Sonata in Am (K310) W. Mozart (1756-1791)

Chorale Prelude on 'Breathe on me Breath of God" W. Zeitler

Toccata in Dm 'Dorian' J.S.Bach (1685-1750)

It’s hard to translate the value of money in centuries past to its equivalent in modern times. But by all appearances, Mozart did O.K. financially overall. To be sure it was ‘feast or famine’ — a large check on completing of an opera, and perhaps a while until the next one. But it is also clear that his genius did not extend to money management. (A rather common shortcoming of geniuses in general!) At the time of his death, Mozart’s finances were in ‘famine’ mode, and he was buried in an anonymous mass grave. Want to visit Mozart’s gravesite? Sorry, can’t be done. His bones lie with the nameless, the homeless and the destitute dregs of 1791 Vienna.

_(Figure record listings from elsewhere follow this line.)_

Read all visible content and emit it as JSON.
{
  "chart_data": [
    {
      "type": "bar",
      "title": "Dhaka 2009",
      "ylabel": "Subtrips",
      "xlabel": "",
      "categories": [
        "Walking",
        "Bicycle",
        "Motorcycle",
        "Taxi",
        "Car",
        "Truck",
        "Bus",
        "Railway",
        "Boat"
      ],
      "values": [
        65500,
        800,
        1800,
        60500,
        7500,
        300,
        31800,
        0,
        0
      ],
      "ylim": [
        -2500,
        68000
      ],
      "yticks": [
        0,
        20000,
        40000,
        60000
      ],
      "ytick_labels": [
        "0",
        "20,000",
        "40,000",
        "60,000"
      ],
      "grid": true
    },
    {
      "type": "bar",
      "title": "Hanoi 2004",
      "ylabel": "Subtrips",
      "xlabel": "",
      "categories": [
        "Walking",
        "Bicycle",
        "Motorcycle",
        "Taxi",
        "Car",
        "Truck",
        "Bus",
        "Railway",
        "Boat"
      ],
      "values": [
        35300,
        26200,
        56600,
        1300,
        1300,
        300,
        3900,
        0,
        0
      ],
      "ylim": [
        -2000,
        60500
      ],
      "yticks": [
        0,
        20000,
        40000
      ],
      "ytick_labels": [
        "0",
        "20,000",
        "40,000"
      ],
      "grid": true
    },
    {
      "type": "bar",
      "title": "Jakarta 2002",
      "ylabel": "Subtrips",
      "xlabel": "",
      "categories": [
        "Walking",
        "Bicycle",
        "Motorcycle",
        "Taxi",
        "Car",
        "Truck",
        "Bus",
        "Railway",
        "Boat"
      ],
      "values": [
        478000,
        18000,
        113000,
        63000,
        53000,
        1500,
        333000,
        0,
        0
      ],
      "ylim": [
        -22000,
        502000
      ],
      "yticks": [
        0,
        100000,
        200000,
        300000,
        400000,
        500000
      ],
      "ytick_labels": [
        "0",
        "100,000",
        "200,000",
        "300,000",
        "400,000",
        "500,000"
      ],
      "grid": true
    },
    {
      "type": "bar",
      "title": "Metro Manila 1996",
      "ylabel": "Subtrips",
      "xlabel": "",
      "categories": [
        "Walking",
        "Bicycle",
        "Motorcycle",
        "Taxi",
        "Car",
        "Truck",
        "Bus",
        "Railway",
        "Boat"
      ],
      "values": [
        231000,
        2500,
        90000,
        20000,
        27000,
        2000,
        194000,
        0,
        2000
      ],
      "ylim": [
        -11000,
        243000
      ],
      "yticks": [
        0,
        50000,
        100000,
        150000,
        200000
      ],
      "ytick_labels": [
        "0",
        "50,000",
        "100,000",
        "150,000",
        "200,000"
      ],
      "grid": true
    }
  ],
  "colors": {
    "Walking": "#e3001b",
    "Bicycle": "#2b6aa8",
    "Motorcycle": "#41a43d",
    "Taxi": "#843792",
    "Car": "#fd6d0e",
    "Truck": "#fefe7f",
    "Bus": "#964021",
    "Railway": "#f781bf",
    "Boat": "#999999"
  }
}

There’s a saying in the music recording industry: "the tape never lies." That is, you can talk a good game all you want, but what you lay down on tape in a recording session is ultimately the bottom line. That is always a combination of two paradoxical elements: on the one hand you need ‘chops’ — the many hours of practice necessary to master your instrument or your own voice. Once that is in place, you can put those 'chops' in service of ‘inspiration’. (It is 'paradoxical' because you need a lot of 'discipline' to achieve 'freedom'.)

One interesting description of ‘inspiration’ is by M. Csikszentmihalyi (I won't even try to pronounce that! B. 1933, former head of Psychology at the University of Chicago), who calls it ‘Flow’. Flow is the mental state of operation in which a person performing an activity is fully immersed in a feeling of energized focus, full involvement, and enjoyment in the process of the activity.“ So perhaps what makes a great work of art (or athletics or gardening or cooking) is that the artist has captured and shares with us what it is like to be in that state of ‘flow’. (You know you’re in ‘flow’ when you completely lose track of time.)

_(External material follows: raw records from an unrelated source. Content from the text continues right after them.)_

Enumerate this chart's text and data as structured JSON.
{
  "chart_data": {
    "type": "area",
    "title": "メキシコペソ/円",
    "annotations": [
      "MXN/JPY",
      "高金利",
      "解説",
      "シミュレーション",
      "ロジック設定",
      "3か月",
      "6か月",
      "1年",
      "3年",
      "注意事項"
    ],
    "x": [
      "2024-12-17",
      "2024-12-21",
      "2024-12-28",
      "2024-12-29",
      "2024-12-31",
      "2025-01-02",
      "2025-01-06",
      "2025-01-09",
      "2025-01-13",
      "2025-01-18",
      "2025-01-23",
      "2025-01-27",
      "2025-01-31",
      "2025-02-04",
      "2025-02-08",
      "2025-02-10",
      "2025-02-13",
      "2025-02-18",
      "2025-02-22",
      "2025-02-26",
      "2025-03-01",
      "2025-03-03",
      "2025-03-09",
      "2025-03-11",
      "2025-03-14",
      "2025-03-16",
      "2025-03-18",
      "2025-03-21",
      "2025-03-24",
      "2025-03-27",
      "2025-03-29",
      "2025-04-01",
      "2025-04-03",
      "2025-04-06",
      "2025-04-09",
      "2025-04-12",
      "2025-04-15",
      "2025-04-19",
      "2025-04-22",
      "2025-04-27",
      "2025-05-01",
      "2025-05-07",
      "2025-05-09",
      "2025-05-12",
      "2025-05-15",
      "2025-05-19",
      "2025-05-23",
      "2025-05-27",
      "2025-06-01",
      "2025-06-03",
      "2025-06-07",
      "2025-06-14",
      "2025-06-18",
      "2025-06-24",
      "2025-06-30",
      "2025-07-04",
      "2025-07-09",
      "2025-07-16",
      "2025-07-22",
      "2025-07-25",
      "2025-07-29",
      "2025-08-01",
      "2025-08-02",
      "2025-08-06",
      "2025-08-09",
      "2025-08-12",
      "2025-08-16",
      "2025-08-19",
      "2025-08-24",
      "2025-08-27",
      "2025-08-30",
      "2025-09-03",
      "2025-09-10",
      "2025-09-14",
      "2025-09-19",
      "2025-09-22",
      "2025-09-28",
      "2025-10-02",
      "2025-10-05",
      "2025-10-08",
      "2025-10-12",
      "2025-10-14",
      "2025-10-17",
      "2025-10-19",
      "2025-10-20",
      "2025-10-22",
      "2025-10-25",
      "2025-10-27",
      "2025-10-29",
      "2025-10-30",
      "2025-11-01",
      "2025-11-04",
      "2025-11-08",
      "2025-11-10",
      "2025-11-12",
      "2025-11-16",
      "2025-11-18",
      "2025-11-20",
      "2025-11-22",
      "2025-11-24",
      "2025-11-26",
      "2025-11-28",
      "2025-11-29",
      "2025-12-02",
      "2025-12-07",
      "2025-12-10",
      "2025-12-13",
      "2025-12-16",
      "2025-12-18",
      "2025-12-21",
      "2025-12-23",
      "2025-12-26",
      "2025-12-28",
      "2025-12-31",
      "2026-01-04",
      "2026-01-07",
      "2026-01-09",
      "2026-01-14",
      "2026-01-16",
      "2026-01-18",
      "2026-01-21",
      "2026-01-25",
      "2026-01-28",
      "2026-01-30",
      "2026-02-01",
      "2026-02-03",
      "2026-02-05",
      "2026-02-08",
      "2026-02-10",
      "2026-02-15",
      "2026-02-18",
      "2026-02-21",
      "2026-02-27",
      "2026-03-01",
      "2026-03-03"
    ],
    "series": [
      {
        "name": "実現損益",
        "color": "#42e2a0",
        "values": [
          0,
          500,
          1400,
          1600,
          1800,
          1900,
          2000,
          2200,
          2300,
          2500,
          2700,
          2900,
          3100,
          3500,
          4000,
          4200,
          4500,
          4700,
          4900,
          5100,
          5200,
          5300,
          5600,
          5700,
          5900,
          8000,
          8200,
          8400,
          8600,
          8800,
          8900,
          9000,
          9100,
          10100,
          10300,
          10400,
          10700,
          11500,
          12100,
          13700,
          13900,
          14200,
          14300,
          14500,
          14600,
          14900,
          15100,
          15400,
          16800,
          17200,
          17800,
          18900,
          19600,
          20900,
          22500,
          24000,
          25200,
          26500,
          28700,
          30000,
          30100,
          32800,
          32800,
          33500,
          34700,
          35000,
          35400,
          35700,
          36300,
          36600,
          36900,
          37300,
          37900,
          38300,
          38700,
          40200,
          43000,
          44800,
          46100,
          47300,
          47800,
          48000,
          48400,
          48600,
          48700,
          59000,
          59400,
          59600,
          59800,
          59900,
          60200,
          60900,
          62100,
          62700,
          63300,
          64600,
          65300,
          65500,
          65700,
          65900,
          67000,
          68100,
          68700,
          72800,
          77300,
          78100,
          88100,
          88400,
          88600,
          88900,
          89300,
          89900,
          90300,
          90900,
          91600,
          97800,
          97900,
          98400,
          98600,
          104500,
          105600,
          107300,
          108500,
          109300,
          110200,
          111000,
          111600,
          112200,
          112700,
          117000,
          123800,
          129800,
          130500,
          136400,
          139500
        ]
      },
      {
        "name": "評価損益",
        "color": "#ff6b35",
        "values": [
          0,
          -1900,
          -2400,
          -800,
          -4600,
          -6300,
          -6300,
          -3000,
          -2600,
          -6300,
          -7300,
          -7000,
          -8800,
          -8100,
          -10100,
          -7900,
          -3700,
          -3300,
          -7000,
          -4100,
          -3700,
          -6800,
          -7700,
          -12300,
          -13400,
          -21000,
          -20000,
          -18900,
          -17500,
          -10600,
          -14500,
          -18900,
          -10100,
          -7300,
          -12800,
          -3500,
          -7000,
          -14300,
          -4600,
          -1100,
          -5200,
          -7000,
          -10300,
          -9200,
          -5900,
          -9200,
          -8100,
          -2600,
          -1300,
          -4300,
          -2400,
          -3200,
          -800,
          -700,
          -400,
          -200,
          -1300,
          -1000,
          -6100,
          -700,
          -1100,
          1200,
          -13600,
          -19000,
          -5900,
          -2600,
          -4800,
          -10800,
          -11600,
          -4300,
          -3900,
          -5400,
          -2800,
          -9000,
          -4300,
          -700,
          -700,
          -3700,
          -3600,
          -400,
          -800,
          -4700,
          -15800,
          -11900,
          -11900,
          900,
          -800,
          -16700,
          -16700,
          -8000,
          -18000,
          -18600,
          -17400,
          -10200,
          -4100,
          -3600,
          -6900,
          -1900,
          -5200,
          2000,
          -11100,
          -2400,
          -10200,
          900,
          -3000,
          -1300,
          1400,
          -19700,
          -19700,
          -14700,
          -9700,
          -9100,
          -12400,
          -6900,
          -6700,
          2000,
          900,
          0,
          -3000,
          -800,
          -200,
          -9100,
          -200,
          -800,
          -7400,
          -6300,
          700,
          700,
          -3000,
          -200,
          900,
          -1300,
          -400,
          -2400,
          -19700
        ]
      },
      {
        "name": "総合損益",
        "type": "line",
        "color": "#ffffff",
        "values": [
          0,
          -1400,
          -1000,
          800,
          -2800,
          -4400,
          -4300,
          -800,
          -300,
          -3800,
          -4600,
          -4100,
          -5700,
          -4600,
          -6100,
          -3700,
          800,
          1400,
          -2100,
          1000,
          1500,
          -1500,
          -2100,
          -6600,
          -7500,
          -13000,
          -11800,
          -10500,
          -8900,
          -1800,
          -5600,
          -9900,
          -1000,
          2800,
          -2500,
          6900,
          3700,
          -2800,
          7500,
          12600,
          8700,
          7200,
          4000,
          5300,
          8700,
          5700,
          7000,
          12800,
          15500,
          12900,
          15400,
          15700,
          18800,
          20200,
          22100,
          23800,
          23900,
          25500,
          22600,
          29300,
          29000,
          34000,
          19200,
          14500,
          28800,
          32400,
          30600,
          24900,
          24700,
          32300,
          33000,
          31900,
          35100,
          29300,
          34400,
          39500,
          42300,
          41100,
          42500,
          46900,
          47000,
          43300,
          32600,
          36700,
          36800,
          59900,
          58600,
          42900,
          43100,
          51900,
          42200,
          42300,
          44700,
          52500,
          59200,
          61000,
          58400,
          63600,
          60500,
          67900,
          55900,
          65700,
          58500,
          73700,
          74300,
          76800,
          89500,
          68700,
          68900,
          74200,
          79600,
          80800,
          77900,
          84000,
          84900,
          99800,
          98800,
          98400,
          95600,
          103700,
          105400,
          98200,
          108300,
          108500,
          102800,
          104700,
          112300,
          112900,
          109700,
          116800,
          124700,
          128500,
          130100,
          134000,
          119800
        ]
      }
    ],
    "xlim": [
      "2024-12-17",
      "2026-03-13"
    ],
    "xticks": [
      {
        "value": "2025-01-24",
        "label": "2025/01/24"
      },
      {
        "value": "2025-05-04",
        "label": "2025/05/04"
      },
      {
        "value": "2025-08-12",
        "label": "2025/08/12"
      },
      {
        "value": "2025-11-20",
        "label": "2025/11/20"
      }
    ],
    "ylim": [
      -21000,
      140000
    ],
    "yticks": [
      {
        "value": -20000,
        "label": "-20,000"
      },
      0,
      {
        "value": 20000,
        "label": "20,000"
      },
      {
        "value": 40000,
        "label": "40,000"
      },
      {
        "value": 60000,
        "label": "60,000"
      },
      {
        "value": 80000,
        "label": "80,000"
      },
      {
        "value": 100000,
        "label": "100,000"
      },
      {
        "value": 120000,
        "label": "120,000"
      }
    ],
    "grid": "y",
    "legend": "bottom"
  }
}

In John 10:10 we find "I am come that you might have life, and have it more abundantly." But ‘abundantly’ (as it is frequently translated) can be misleading: some argue that this verse means we are meant to have more and more money and stuff. (Wait a minute, Jesus Himself was rather light in the money/possessions department). But the Greek word here (PERISSOS) has more of the sense of ‘exceedingly’. Perhaps something like "I am come that you might have life, and have it more intensely/fully."

So, in the case of Mozart, perhaps what we experience in his best music is a musical representation of what it is like to be in a state of ‘flow’. Since "the tape never lies" (or the score), Mozart had to be in ‘flow’ to portray it.

As measured by the notion that ‘he who dies with the most toys wins’, Mozart was a complete failure. And yet, Mozart apparently lived his life in a state of ‘flow’ far more constantly than the rest of us mere mortals, and died with no ‘toys’ at all. Maybe an 'abundant life' is not necessarily about yet more stuff after all.